Grayson Perry is an accomplished English artist and critic. In 2003, he won the Turner Prize, one of the country's most prestigious awards. Then in 2013, he was chosen to deliver the Reith Lectures, a BBC series of radio talks. This snappy volume is based on those lectures. He answers the questions so many of us have about art and sculpture when we are looking at postmodern art. Grayson has provided a valuable service by unlocking the inward-looking art world of artist, museum, critic, dealer, and collector.

Right now, Pop Art is very popular.

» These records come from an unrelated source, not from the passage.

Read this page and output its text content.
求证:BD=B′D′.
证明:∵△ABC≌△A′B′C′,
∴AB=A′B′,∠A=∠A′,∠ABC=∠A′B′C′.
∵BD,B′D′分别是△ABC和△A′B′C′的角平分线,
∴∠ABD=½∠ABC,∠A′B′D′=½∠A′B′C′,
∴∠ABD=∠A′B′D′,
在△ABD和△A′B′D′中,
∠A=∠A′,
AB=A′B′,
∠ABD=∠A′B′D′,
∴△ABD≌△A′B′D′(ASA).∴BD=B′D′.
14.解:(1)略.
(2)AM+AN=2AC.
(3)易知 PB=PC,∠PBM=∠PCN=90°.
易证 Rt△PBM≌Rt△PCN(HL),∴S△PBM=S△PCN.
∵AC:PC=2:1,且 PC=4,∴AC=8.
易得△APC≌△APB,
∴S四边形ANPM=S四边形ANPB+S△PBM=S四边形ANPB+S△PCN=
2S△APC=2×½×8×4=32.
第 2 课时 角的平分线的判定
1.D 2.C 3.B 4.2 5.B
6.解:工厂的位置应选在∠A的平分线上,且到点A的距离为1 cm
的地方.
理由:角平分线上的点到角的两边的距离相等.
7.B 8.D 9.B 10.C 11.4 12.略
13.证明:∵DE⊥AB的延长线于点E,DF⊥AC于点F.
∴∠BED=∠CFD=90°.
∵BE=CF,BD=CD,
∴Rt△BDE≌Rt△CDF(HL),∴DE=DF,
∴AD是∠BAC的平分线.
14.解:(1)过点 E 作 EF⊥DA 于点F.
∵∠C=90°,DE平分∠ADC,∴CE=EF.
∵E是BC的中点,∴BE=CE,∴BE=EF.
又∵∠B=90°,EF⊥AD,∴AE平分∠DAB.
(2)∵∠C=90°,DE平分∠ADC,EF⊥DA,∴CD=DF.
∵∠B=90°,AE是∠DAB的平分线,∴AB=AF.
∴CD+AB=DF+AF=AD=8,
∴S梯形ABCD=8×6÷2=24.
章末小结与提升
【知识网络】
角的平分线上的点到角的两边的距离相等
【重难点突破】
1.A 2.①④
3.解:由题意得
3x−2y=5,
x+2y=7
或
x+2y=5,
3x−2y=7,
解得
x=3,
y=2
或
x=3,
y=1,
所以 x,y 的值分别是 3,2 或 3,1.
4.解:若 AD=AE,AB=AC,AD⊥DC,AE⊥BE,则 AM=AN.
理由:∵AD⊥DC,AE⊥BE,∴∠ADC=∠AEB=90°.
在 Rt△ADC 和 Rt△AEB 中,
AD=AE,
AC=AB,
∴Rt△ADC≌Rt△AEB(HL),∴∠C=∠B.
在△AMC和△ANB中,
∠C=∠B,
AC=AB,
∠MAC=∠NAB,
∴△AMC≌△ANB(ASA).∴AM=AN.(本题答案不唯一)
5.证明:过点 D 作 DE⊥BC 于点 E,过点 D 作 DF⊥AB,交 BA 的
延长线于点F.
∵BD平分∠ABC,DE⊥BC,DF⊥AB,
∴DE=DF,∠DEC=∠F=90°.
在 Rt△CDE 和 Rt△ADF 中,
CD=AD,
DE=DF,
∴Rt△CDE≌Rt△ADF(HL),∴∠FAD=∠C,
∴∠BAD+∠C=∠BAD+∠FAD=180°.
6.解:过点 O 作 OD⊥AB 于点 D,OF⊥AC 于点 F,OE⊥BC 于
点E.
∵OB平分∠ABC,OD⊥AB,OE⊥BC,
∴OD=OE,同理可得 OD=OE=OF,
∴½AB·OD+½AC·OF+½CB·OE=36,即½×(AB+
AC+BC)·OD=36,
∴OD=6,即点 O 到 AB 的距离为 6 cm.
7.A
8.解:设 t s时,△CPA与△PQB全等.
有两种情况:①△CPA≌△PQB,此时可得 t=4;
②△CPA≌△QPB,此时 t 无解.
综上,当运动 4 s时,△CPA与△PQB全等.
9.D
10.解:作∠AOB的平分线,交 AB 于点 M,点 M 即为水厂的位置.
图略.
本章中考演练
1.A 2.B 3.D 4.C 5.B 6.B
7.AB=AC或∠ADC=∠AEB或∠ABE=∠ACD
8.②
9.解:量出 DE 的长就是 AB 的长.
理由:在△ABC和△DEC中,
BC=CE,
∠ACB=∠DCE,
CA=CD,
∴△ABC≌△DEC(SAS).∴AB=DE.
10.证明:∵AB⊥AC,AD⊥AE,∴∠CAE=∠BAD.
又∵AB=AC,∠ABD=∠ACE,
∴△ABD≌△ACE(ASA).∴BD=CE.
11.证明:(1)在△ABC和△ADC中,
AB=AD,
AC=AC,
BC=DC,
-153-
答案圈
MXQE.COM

There is a big exhibit of it at the Tate Museum in London, the first or second most visited tourist destination in Britain and the fourth most popular museum in the world with 5.3 million visitors a year. Equally important, there is a lot of money in the art world – $66 billion in 2013.

Here are some of the relevant questions Perry asks:

  • What is quality, how might we judge it, whose opinion counts, and does it even matter anymore?
  • What counts as art? Although we live in an era when everything can be art, not everything qualifies.
  • Is art still capable of shocking us or have we seen it all before?
  • How do you become a contemporary artist?

Besides asking all the right questions, Grayson spices up the proceedings with full-color sketches and illustrations that are both playful and thought-provoking. Along the way, he offers his opinions on hi-tech, the new media, the value of art schools, the world of art's obsession with novelty, and the yearning to be subversive.